Valls was visiting the Netherlands for talks with Dutch counterpart Mark Rutte on how to kickstart the continent's economy.
"I want to tell you that we're absolutely determined to carry through our reforms," Valls said after Dutch complaints that Paris was breaking the European Union's spending rules.
France has said that next year's deficit — the shortfall between revenue and spending — will hit 4.3 percent of annual economic output, far above the EU's 3.0 percent ceiling.
Valls said Paris was committed to reducing public spending while "turning its back on political convenience".

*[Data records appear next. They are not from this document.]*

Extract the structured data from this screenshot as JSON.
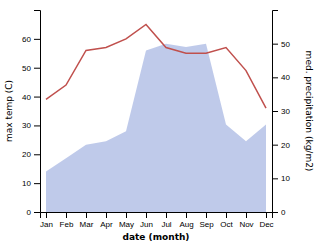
{
  "chart_data": {
    "type": "line",
    "categories": [
      "Jan",
      "Feb",
      "Mar",
      "Apr",
      "May",
      "Jun",
      "Jul",
      "Aug",
      "Sep",
      "Oct",
      "Nov",
      "Dec"
    ],
    "xlabel": "date (month)",
    "ylabel": "max temp (C)",
    "y2label": "med. precipitation (kg/m2)",
    "series": [
      {
        "type": "area",
        "axis": "y2",
        "color": "#b8c4e8",
        "values": [
          12,
          16,
          20,
          21,
          24,
          48,
          50,
          49,
          50,
          26,
          21,
          26
        ]
      },
      {
        "type": "line",
        "color": "#c0504d",
        "values": [
          39,
          44,
          56,
          57,
          60,
          65,
          57,
          55,
          55,
          57,
          49,
          36
        ]
      }
    ],
    "ylim": [
      0,
      70
    ],
    "yticks": [
      0,
      10,
      20,
      30,
      40,
      50,
      60
    ],
    "y2lim": [
      0,
      60
    ],
    "y2ticks": [
      0,
      10,
      20,
      30,
      40,
      50
    ],
    "grid": false
  }
}
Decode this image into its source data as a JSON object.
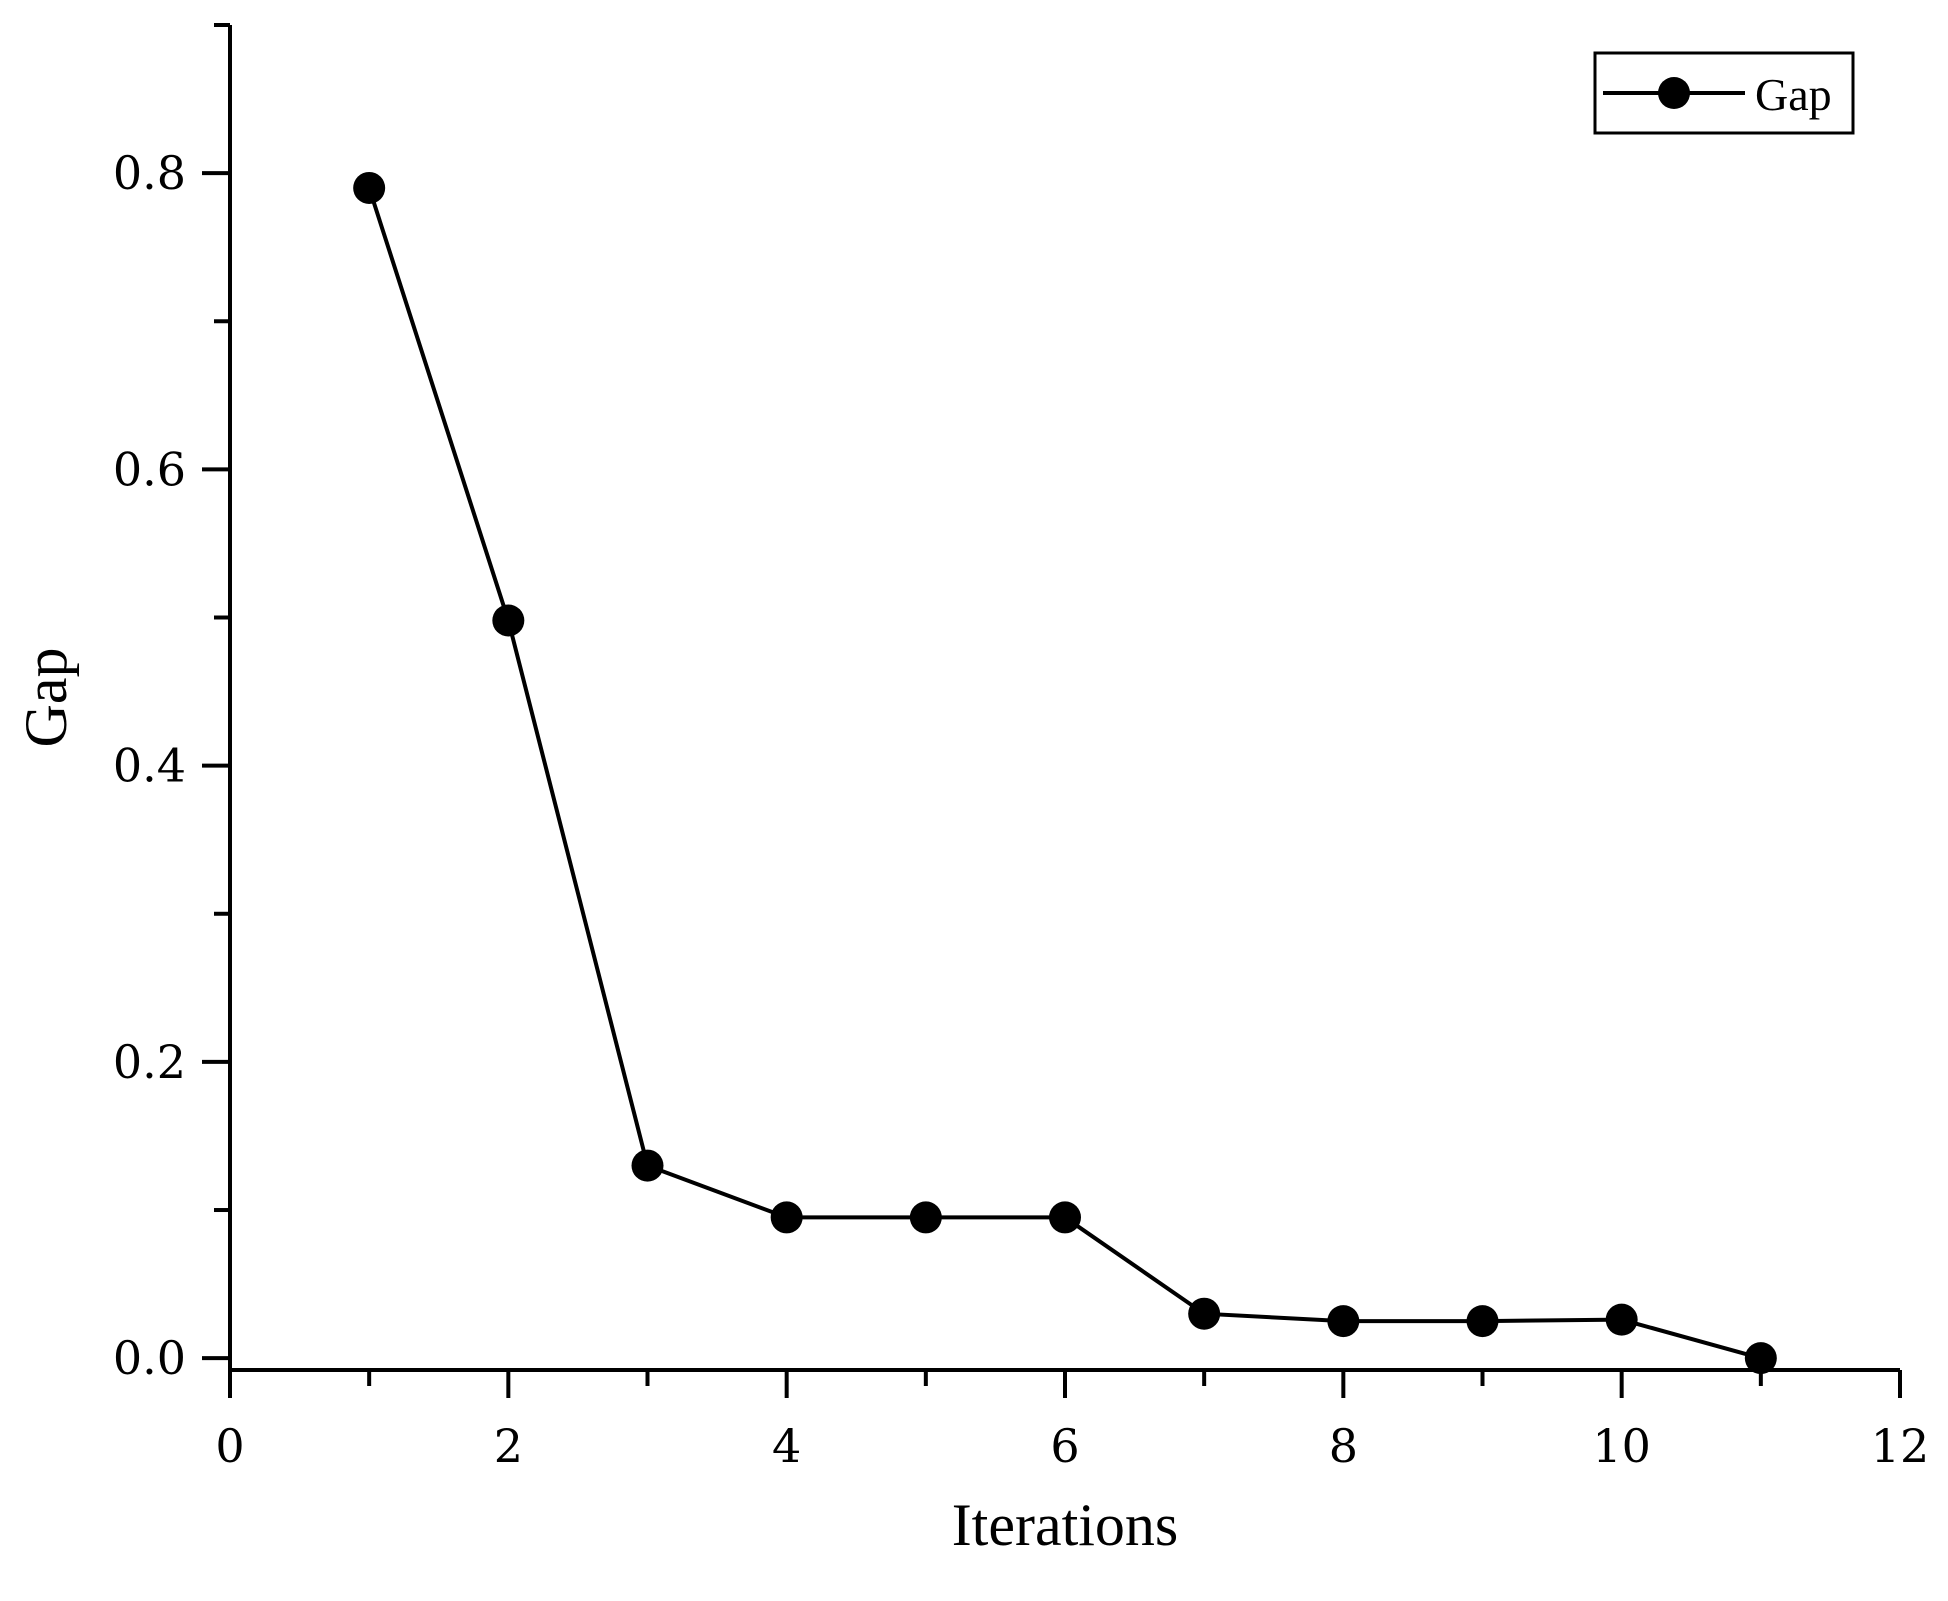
{
  "chart_data": {
    "type": "line",
    "xlabel": "Iterations",
    "ylabel": "Gap",
    "xlim": [
      0,
      12
    ],
    "ylim": [
      -0.008,
      0.9
    ],
    "xticks": [
      0,
      2,
      4,
      6,
      8,
      10,
      12
    ],
    "xtick_labels": [
      "0",
      "2",
      "4",
      "6",
      "8",
      "10",
      "12"
    ],
    "xminor_ticks": [
      1,
      3,
      5,
      7,
      9,
      11
    ],
    "yticks": [
      0.0,
      0.2,
      0.4,
      0.6,
      0.8
    ],
    "ytick_labels": [
      "0.0",
      "0.2",
      "0.4",
      "0.6",
      "0.8"
    ],
    "yminor_ticks": [
      0.1,
      0.3,
      0.5,
      0.7,
      0.9
    ],
    "grid": false,
    "legend": {
      "position": "top-right",
      "entries": [
        "Gap"
      ]
    },
    "series": [
      {
        "name": "Gap",
        "color": "#000000",
        "marker": "circle",
        "x": [
          1,
          2,
          3,
          4,
          5,
          6,
          7,
          8,
          9,
          10,
          11
        ],
        "y": [
          0.79,
          0.498,
          0.13,
          0.095,
          0.095,
          0.095,
          0.03,
          0.025,
          0.025,
          0.026,
          0.0
        ]
      }
    ]
  }
}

It planned to save €21 billion ($26 billion) in 2015 "because we respect the rules of the game" in the eurozone and that France "had a commitment to ourselves".
Valls stressed however that it was a tough target to make with slow economic growth.

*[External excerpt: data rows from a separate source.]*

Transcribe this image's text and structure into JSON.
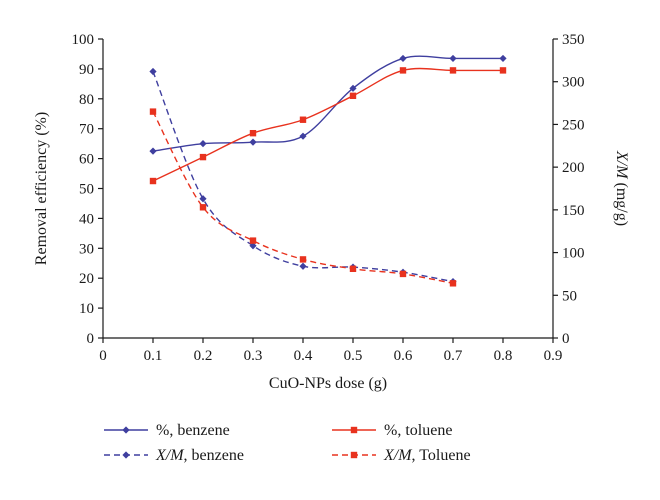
{
  "chart_data": {
    "type": "line",
    "title": "",
    "xlabel": "CuO-NPs dose (g)",
    "ylabel_left": "Removal efficiency (%)",
    "ylabel_right_prefix": "X/M",
    "ylabel_right_suffix": " (mg/g)",
    "xlim": [
      0,
      0.9
    ],
    "ylim_left": [
      0,
      100
    ],
    "ylim_right": [
      0,
      350
    ],
    "x_ticks": [
      "0",
      "0.1",
      "0.2",
      "0.3",
      "0.4",
      "0.5",
      "0.6",
      "0.7",
      "0.8",
      "0.9"
    ],
    "y_left_ticks": [
      "0",
      "10",
      "20",
      "30",
      "40",
      "50",
      "60",
      "70",
      "80",
      "90",
      "100"
    ],
    "y_right_ticks": [
      "0",
      "50",
      "100",
      "150",
      "200",
      "250",
      "300",
      "350"
    ],
    "grid": false,
    "legend_position": "bottom",
    "colors": {
      "benzene": "#3f3f9f",
      "toluene": "#e8321e"
    },
    "series": [
      {
        "name": "%, benzene",
        "name_prefix": "",
        "name_body": "%, benzene",
        "axis": "left",
        "style": "solid",
        "marker": "diamond",
        "color": "#3f3f9f",
        "x": [
          0.1,
          0.2,
          0.3,
          0.4,
          0.5,
          0.6,
          0.7,
          0.8
        ],
        "y": [
          62.5,
          65,
          65.5,
          67.5,
          83.5,
          93.5,
          93.5,
          93.5
        ]
      },
      {
        "name": "%, toluene",
        "name_prefix": "",
        "name_body": "%, toluene",
        "axis": "left",
        "style": "solid",
        "marker": "square",
        "color": "#e8321e",
        "x": [
          0.1,
          0.2,
          0.3,
          0.4,
          0.5,
          0.6,
          0.7,
          0.8
        ],
        "y": [
          52.5,
          60.5,
          68.5,
          73,
          81,
          89.5,
          89.5,
          89.5
        ]
      },
      {
        "name": "X/M, benzene",
        "name_prefix": "X/M",
        "name_body": ", benzene",
        "axis": "right",
        "style": "dashed",
        "marker": "diamond",
        "color": "#3f3f9f",
        "x": [
          0.1,
          0.2,
          0.3,
          0.4,
          0.5,
          0.6,
          0.7
        ],
        "y": [
          312,
          163,
          108,
          84,
          83,
          77,
          66
        ]
      },
      {
        "name": "X/M, Toluene",
        "name_prefix": "X/M",
        "name_body": ", Toluene",
        "axis": "right",
        "style": "dashed",
        "marker": "square",
        "color": "#e8321e",
        "x": [
          0.1,
          0.2,
          0.3,
          0.4,
          0.5,
          0.6,
          0.7
        ],
        "y": [
          265,
          153,
          114,
          92,
          81,
          75,
          64
        ]
      }
    ]
  }
}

Brussels has written to France to demand explanations for the overshoot, according to a letter confirmed by President Francois Hollande this week.

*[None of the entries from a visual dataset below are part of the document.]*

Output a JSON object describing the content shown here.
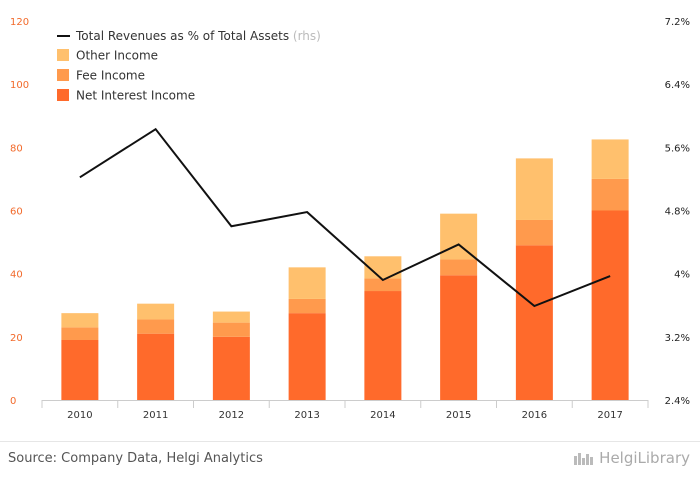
{
  "chart_data": {
    "type": "bar",
    "stacked": true,
    "categories": [
      "2010",
      "2011",
      "2012",
      "2013",
      "2014",
      "2015",
      "2016",
      "2017"
    ],
    "series": [
      {
        "name": "Net Interest Income",
        "color": "#ff6a2b",
        "values": [
          19,
          21,
          20,
          27.5,
          34.5,
          39.5,
          49,
          60
        ]
      },
      {
        "name": "Fee Income",
        "color": "#ff9a4d",
        "values": [
          4,
          4.5,
          4.5,
          4.5,
          4,
          5,
          8,
          10
        ]
      },
      {
        "name": "Other Income",
        "color": "#ffc06d",
        "values": [
          4.5,
          5,
          3.5,
          10,
          7,
          14.5,
          19.5,
          12.5
        ]
      }
    ],
    "line": {
      "name": "Total Revenues as % of Total Assets",
      "note": "(rhs)",
      "color": "#111111",
      "values": [
        5.22,
        5.83,
        4.6,
        4.78,
        3.92,
        4.37,
        3.59,
        3.97
      ]
    },
    "y_left": {
      "min": 0,
      "max": 120,
      "ticks": [
        "0",
        "20",
        "40",
        "60",
        "80",
        "100",
        "120"
      ]
    },
    "y_right": {
      "min": 2.4,
      "max": 7.2,
      "ticks": [
        "2.4%",
        "3.2%",
        "4%",
        "4.8%",
        "5.6%",
        "6.4%",
        "7.2%"
      ]
    },
    "legend_position": "top-left",
    "grid": false
  },
  "footer": {
    "source": "Source: Company Data, Helgi Analytics",
    "brand": "HelgiLibrary"
  }
}
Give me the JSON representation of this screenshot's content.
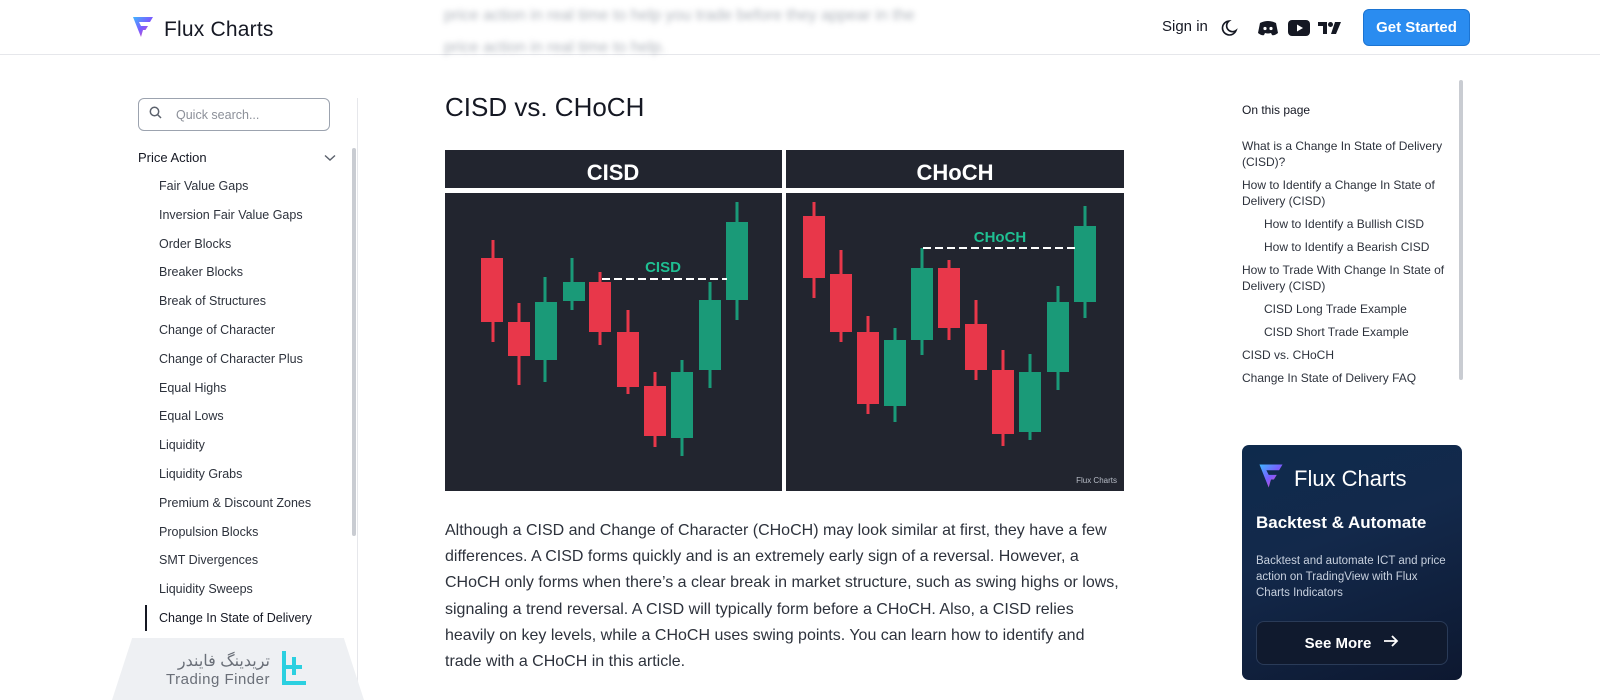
{
  "header": {
    "brand": "Flux Charts",
    "blurred_text_line1": "price action in real time to help you trade before they appear in the",
    "blurred_text_line2": "price action in real time to help.",
    "sign_in": "Sign in",
    "icons": [
      "moon-icon",
      "discord-icon",
      "youtube-icon",
      "tradingview-icon"
    ],
    "cta": "Get Started",
    "accent": "#2a8cf0"
  },
  "sidebar": {
    "search_placeholder": "Quick search...",
    "section": "Price Action",
    "items": [
      "Fair Value Gaps",
      "Inversion Fair Value Gaps",
      "Order Blocks",
      "Breaker Blocks",
      "Break of Structures",
      "Change of Character",
      "Change of Character Plus",
      "Equal Highs",
      "Equal Lows",
      "Liquidity",
      "Liquidity Grabs",
      "Premium & Discount Zones",
      "Propulsion Blocks",
      "SMT Divergences",
      "Liquidity Sweeps",
      "Change In State of Delivery"
    ],
    "active_item": "Change In State of Delivery"
  },
  "watermark": {
    "persian": "تریدینگ فایندر",
    "english": "Trading Finder"
  },
  "main": {
    "heading": "CISD vs. CHoCH",
    "figure": {
      "left_title": "CISD",
      "right_title": "CHoCH",
      "left_label": "CISD",
      "right_label": "CHoCH",
      "credit": "Flux Charts",
      "bull_color": "#1a9a78",
      "bear_color": "#e8374a",
      "bg_color": "#22252f"
    },
    "paragraph": "Although a CISD and Change of Character (CHoCH) may look similar at first, they have a few differences. A CISD forms quickly and is an extremely early sign of a reversal. However, a CHoCH only forms when there’s a clear break in market structure, such as swing highs or lows, signaling a trend reversal. A CISD will typically form before a CHoCH. Also, a CISD relies heavily on key levels, while a CHoCH uses swing points. You can learn how to identify and trade with a CHoCH in this article."
  },
  "toc": {
    "title": "On this page",
    "items": [
      {
        "label": "What is a Change In State of Delivery (CISD)?",
        "sub": false
      },
      {
        "label": "How to Identify a Change In State of Delivery (CISD)",
        "sub": false
      },
      {
        "label": "How to Identify a Bullish CISD",
        "sub": true
      },
      {
        "label": "How to Identify a Bearish CISD",
        "sub": true
      },
      {
        "label": "How to Trade With Change In State of Delivery (CISD)",
        "sub": false
      },
      {
        "label": "CISD Long Trade Example",
        "sub": true
      },
      {
        "label": "CISD Short Trade Example",
        "sub": true
      },
      {
        "label": "CISD vs. CHoCH",
        "sub": false
      },
      {
        "label": "Change In State of Delivery FAQ",
        "sub": false
      }
    ]
  },
  "promo": {
    "brand": "Flux Charts",
    "title": "Backtest & Automate",
    "description": "Backtest and automate ICT and price action on TradingView with Flux Charts Indicators",
    "button": "See More"
  }
}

France shocked its European partners in September by going back on a pledge to get its deficit to below the three percent ceiling by next year.
Instead, it pushed back this target to 2017 — the year of the next French presidential election — putting the eurozone's second-largest economy on a collision course with Brussels.
Speaking at a press conference in The Hague, Valls set to allay fears about France's obligation to EU rules.
"France is not Europe's sick man," Valls told reporters.
"My government has undertaken unprecedented structural reforms… but no area is immune," he said.
"We want to comply with European rules," Valls added.